Ferner ist zu berücksichtigen, dass die Zulässigkeit der Bestellung eines Pfandrechts an einem öffentlichen Grundstück davon abhängig ist, ob ein solches Grundstück zwangsverwertet werden kann (BGE 103 II 235 f.). Eine Zwangsverwertung hätte im vorliegenden Fall zur Folge, dass die Poststelle an diesem Standort aufgehoben würde. Das bundesrechtlich vorgeschriebene Verfahren bei Verlegung oder Schliessung einer Poststelle (Art. 7 VPG) würde damit aus den Angeln gehoben. Dies ist ein weiterer, besonderer Grund für den Ausschluss der Anwendbarkeit des Zivilrechts im Sinne der bundesgerichtlichen Rechtsprechung (BGE 120 II 321).
Hat nur ein Bestandteil einer Liegenschaft den Charakter von Finanzvermögen – das Vermieten von Wohn- und Geschäftsräumen fällt ohne weiteres darunter – entscheidet der Gesamtcharakter der Liegenschaft darüber, ob sie dem Verwaltungs- oder dem Finanzvermögen zuzuordnen ist (SCHUMACHER, a.a.o., N 547). Nicht massgebend ist die Bescheinigung der Gesuchsgegnerin, wonach alle ihre Liegenschaften ausschliesslich zum Verwaltungsvermögen gehören. Im vorliegenden Fall ist das Grundstück aufgrund seiner Nutzungsart, des Erstellungszwecks der Liegenschaft und der Eigentumsverhältnisse ohne weiteres dem Verwaltungsvermögen der Gesuchsgegnerin zuzuordnen – mithin liegt kein Grenzfall vor (vgl. Botschaft zur Änderung des Schweizerischen Zivilgesetzbuches [Register-Schuldbrief und weitere Änderungen im Sachenrecht] vom 27. Juni 2007, BBl 2007, S. 5320).

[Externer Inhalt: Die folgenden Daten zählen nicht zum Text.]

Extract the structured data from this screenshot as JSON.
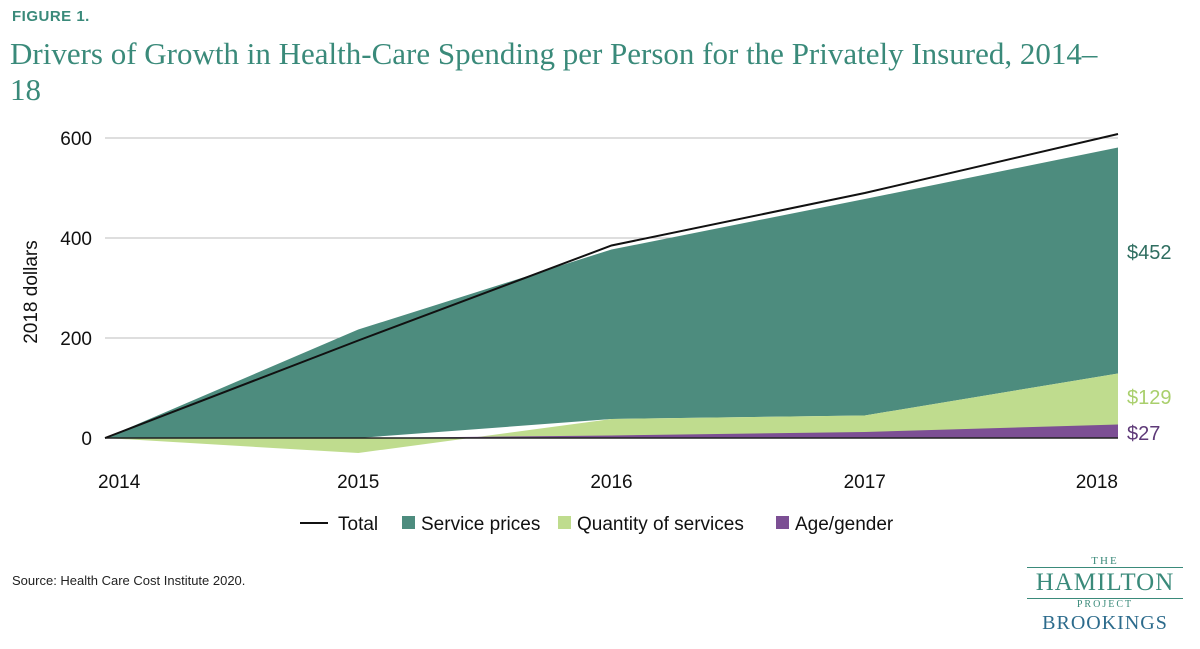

Namentlich befand sich in der von der Gesuchstellerin abgebrochenen Liegenschaft die Hauptpoststelle Y, welche im Erdgeschoss des Neubaus wieder eingerichtet werden soll (vi-act. 6). Im Übrigen handelt es sich bei der Gesuchsgegnerin nicht um eine private Trägerin, welche an Stelle des Gemeinwesens eine öffentliche Aufgabe zu erfüllen hat (vgl. Botschaft zur Änderung des Schweizerischen Zivilgesetzbuchs, a.a.O.).

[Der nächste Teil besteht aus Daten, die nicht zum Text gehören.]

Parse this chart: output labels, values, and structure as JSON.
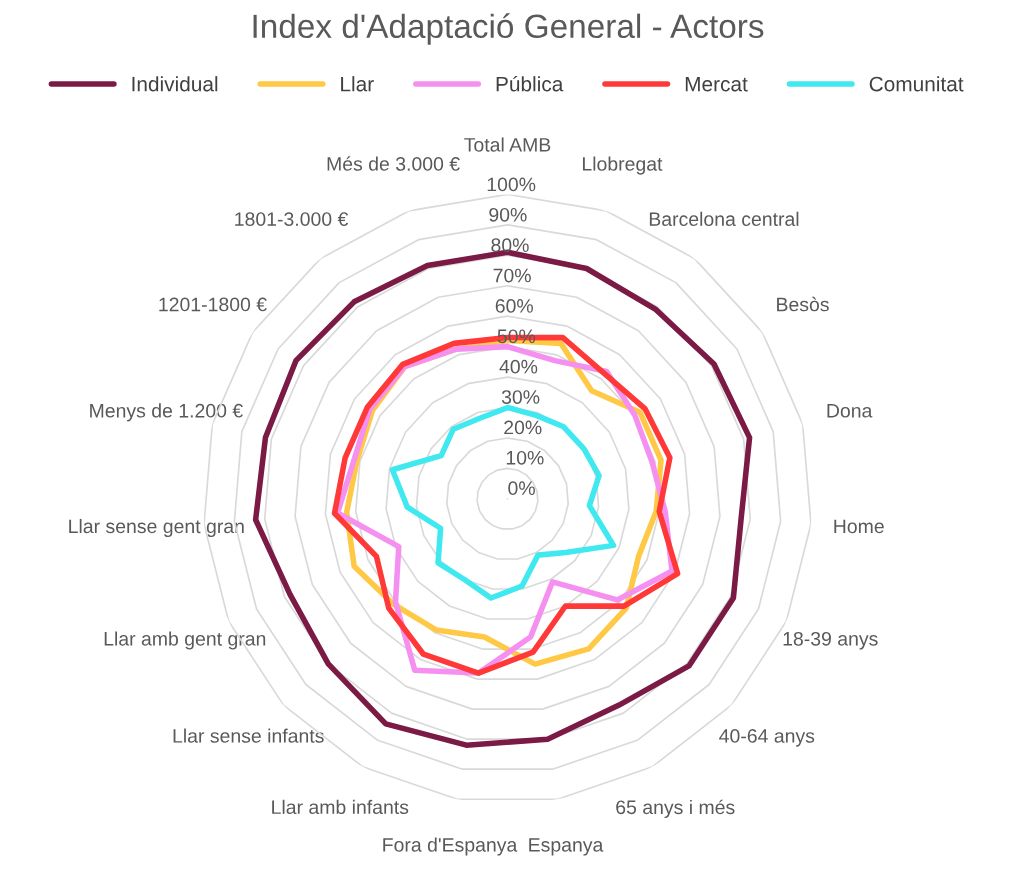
{
  "chart_data": {
    "type": "radar",
    "title": "Index d'Adaptació General - Actors",
    "categories": [
      "Total AMB",
      "Llobregat",
      "Barcelona central",
      "Besòs",
      "Dona",
      "Home",
      "18-39 anys",
      "40-64 anys",
      "65 anys i més",
      "Espanya",
      "Fora d'Espanya",
      "Llar amb infants",
      "Llar sense infants",
      "Llar amb gent gran",
      "Llar sense gent gran",
      "Menys de 1.200 €",
      "1201-1800 €",
      "1801-3.000 €",
      "Més de 3.000 €"
    ],
    "series": [
      {
        "name": "Individual",
        "color": "#7b1a45",
        "values": [
          81,
          80,
          79,
          81,
          82,
          77,
          81,
          81,
          77,
          80,
          82,
          84,
          80,
          78,
          83,
          82,
          83,
          82,
          81
        ]
      },
      {
        "name": "Llar",
        "color": "#ffc845",
        "values": [
          52,
          54,
          45,
          52,
          52,
          49,
          47,
          53,
          56,
          55,
          46,
          49,
          51,
          55,
          53,
          51,
          53,
          55,
          52
        ]
      },
      {
        "name": "Pública",
        "color": "#f590f0",
        "values": [
          50,
          48,
          53,
          50,
          49,
          52,
          59,
          49,
          31,
          46,
          58,
          64,
          50,
          39,
          56,
          52,
          54,
          55,
          52
        ]
      },
      {
        "name": "Mercat",
        "color": "#ff3838",
        "values": [
          53,
          56,
          52,
          54,
          55,
          50,
          61,
          52,
          40,
          51,
          58,
          58,
          53,
          47,
          57,
          55,
          55,
          56,
          54
        ]
      },
      {
        "name": "Comunitat",
        "color": "#40e8f0",
        "values": [
          30,
          29,
          30,
          30,
          31,
          27,
          38,
          26,
          21,
          29,
          33,
          30,
          31,
          24,
          33,
          39,
          26,
          29,
          28
        ]
      }
    ],
    "ylim": [
      0,
      100
    ],
    "yticks": [
      {
        "value": 0,
        "label": "0%"
      },
      {
        "value": 10,
        "label": "10%"
      },
      {
        "value": 20,
        "label": "20%"
      },
      {
        "value": 30,
        "label": "30%"
      },
      {
        "value": 40,
        "label": "40%"
      },
      {
        "value": 50,
        "label": "50%"
      },
      {
        "value": 60,
        "label": "60%"
      },
      {
        "value": 70,
        "label": "70%"
      },
      {
        "value": 80,
        "label": "80%"
      },
      {
        "value": 90,
        "label": "90%"
      },
      {
        "value": 100,
        "label": "100%"
      }
    ],
    "grid": true,
    "legend": "top"
  }
}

Hinzu kommt, dass die Eintragung eines Pfandrechts im Grundbuch nur auf einem bestimmten Teil einer im Alleineigentum der Gesuchsgegnerin stehenden Liegenschaft, bei welcher - zumindest zum heutigen Zeitpunkt - weder Stockwerkeigentumseinheiten noch Miteigentumsanteile ausgeschieden worden sind, nicht durchführbar erscheint. Besteht im Grundbuch nur ein Eintrag für das ganze Grundstück, ist eine Bezeichnung der pfandrechtsbelasteten Anteile von vornherein unmöglich. Die Verwertung nur eines Anteils an einem Ganzen lässt sich in der Praxis nicht durchführen. Würde die Eintragung unter diesen Voraussetzungen als zulässig erachtet, würde sich die Pfandverwertung zwangsläufig auch auf die Teile, welche sich unbestrittenermassen im Verwaltungsvermögen der Gesuchsgegnerin befinden, erstrecken. Dies wiederum würde die Erfüllung des öffentlichen Leistungsauftrag gefährden bzw. verunmöglichen (vgl. dazu vorne E. 4).